When most people think about saving for retirement, they think about pensions, tax-advantaged/personal retirement savings plans, and government assistance. If you really want to grow your money, however, it is worth looking into other additional or supplemental investment options.


When a Pension Will and Won’t Work

Fewer organizations are offering pensions to their employees because of the tightening squeeze on their finances.

If you are fortunate enough to work with an employer who offers a pension, there are a number of benefits to using one for your retirement:

  • Pensions provide tax relief on contributions
  • Compound interest means more money the sooner you start saving
  • Employers often match pension contributions up to a certain percent or dollar amount

As with many other types of investments, pensions can be difficult if not impossible to access. Not only are their age restrictions, but the money may not be immediately available when you need it the most.

Pensions also carry the risk of poor returns. Invested in shares and stocks, if your pension investments are performing poorly you can be left with less money than expected for your retirement.


When Tax-Advantaged/Personal Retirement Savings Plans Will and Won’t Work

Like RRSPs in Canada or a 401(k) in the U.S., personal retirement savings plans have recently become more readily available in Europe.

Tax-advantaged savings plans can be attractive for two key reasons:

  1. This is a long-term investment account (the longer you don’t touch the money, the more interest it will earn)
  2. Like the name implies, there are a number of tax advantages and benefits (including higher annual contributions, higher income tax returns, and greater tax exemptions)
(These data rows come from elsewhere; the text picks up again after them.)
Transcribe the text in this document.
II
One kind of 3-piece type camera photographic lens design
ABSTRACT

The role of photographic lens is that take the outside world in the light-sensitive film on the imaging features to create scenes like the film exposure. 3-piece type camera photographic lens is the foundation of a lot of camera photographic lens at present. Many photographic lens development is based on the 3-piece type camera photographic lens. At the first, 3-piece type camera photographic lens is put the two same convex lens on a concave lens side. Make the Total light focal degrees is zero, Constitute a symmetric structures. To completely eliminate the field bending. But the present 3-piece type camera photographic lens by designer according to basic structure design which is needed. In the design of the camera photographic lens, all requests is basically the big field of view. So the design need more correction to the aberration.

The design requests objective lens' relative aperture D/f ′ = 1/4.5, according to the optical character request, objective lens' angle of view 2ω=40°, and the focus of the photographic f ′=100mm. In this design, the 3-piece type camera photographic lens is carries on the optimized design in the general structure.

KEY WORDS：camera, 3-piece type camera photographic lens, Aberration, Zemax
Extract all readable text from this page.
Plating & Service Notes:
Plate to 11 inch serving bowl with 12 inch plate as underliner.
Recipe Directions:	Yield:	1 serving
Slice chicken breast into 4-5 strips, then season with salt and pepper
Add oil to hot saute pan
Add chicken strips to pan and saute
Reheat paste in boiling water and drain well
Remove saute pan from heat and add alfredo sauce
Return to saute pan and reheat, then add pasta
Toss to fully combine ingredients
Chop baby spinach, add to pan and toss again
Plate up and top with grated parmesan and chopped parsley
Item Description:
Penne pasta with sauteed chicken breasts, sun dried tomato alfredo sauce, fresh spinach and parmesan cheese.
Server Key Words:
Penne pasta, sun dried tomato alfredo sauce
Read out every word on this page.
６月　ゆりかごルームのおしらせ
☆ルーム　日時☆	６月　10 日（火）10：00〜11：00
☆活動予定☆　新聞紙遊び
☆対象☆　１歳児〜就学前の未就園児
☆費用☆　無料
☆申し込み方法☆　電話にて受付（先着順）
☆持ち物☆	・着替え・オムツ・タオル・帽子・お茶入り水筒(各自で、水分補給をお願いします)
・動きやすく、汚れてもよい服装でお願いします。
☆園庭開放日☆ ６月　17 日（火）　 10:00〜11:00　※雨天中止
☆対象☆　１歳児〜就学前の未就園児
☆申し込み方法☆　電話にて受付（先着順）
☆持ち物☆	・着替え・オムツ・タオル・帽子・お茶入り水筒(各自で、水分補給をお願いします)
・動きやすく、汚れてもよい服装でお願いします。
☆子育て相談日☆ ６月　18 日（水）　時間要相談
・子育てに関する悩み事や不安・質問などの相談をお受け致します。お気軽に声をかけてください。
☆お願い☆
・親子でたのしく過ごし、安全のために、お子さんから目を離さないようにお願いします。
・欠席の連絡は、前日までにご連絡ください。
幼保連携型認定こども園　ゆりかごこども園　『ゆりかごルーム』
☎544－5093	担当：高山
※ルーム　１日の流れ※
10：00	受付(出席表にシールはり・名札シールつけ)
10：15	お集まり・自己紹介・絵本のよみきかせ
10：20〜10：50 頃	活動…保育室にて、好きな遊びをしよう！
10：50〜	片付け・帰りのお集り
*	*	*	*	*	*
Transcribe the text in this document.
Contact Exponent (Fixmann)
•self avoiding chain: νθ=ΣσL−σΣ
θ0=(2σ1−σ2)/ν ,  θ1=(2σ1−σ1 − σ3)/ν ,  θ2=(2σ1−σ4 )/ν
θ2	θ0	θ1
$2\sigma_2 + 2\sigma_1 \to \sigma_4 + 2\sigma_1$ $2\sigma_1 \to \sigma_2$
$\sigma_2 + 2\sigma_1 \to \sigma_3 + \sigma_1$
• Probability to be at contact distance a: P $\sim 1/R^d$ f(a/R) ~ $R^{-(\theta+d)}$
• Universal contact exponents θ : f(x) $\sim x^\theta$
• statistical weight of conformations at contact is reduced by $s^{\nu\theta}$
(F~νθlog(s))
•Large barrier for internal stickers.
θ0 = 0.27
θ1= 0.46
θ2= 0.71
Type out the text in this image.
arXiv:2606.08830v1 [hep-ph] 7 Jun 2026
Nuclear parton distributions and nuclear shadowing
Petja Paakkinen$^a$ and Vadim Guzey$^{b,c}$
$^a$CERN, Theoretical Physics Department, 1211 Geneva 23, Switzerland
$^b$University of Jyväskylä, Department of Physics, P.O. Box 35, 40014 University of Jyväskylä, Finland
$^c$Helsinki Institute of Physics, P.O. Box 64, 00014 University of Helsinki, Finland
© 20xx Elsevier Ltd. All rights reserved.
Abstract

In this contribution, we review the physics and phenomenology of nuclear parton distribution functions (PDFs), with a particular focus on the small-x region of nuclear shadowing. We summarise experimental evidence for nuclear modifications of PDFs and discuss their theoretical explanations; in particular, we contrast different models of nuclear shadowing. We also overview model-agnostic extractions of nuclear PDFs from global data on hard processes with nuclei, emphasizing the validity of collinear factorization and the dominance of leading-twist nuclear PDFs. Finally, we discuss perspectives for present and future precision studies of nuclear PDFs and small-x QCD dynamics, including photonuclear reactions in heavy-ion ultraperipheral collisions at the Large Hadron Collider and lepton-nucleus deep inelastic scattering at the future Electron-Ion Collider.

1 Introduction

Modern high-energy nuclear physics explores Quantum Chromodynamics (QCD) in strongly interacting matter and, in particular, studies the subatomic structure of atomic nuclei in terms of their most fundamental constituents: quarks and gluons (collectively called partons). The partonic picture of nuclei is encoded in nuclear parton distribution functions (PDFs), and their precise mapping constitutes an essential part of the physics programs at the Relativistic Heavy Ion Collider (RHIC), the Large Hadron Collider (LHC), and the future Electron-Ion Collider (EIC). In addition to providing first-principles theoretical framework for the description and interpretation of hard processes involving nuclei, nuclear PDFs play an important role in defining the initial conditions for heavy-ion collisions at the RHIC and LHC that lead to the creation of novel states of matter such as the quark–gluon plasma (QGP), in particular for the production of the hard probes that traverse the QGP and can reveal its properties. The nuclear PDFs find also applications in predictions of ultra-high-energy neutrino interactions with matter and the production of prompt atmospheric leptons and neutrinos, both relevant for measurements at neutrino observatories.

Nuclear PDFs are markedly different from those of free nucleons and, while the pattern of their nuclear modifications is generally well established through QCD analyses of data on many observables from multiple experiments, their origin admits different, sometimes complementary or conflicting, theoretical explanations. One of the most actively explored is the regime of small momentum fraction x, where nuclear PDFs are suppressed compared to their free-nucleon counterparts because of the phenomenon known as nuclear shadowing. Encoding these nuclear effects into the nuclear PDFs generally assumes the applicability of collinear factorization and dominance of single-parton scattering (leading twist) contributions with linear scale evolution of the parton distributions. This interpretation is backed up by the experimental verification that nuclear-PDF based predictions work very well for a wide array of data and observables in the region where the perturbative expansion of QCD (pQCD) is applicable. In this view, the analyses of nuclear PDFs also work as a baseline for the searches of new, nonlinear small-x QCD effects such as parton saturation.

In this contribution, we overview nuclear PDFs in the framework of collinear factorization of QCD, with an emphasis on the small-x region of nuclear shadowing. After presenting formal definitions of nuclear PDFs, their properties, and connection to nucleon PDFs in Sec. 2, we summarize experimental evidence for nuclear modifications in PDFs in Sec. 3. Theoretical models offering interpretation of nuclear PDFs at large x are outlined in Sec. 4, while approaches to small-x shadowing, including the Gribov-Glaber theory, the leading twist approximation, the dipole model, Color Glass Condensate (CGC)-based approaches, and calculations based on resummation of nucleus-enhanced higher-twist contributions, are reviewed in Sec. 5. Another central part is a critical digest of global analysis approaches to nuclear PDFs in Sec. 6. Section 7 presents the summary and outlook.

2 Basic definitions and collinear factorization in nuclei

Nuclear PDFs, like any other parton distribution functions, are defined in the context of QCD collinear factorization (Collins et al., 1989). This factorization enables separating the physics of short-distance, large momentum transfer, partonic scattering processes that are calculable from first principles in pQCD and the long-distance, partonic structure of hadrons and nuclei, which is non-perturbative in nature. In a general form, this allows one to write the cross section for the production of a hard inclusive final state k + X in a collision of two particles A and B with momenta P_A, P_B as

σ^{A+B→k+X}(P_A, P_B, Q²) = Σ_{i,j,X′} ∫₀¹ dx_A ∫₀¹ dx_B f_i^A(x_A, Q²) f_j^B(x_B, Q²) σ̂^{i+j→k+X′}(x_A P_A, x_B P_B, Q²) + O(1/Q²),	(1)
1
The sooner you begin to invest in this type of plan, the better. Many financial experts predict that it takes a minimum of forty years to see notable returns on your investments. If you’re late in the retirement savings game, these may not be the best option for you.


When Government Plans Will and Won’t Work

The Baby Boomers may have enjoyed considerable government assistance when they retired. But the fact of the matter is that no one should be counting on government help to carry them through their golden years.

Relying on government assistance for retirement is the greatest risk of all. While it may be a nice supplement to your retirement income, it’s important to make wise investments and save when possible.


Alternative Retirement Saving Options

If you are fortunate enough to own your home, selling your home or taking out a reverse mortgage is one way you can add dollars to your wallet during retirement. Reverse mortgages do carry their own risks, however, including leaving your children with a large debt to repay upon your passing.

Then there are the many other alternative investment options available to you. Whether used on their own or to support your personal retirement savings plan, choosing something like peer-to-peer (P2P) lending regularly leads to higher returns for investors. Investors can secure returns that are higher on average while also knowing that they are supporting the growth of a small business.

The way we twenty-first-century consumers are investing our money is evolving. Tax-advantaged savings plans are not ideal for many and other investment options are proving to be more viable investment. There are a good mix of investment options, so be sure to investigate your choices and work with a financial planner for further guidance.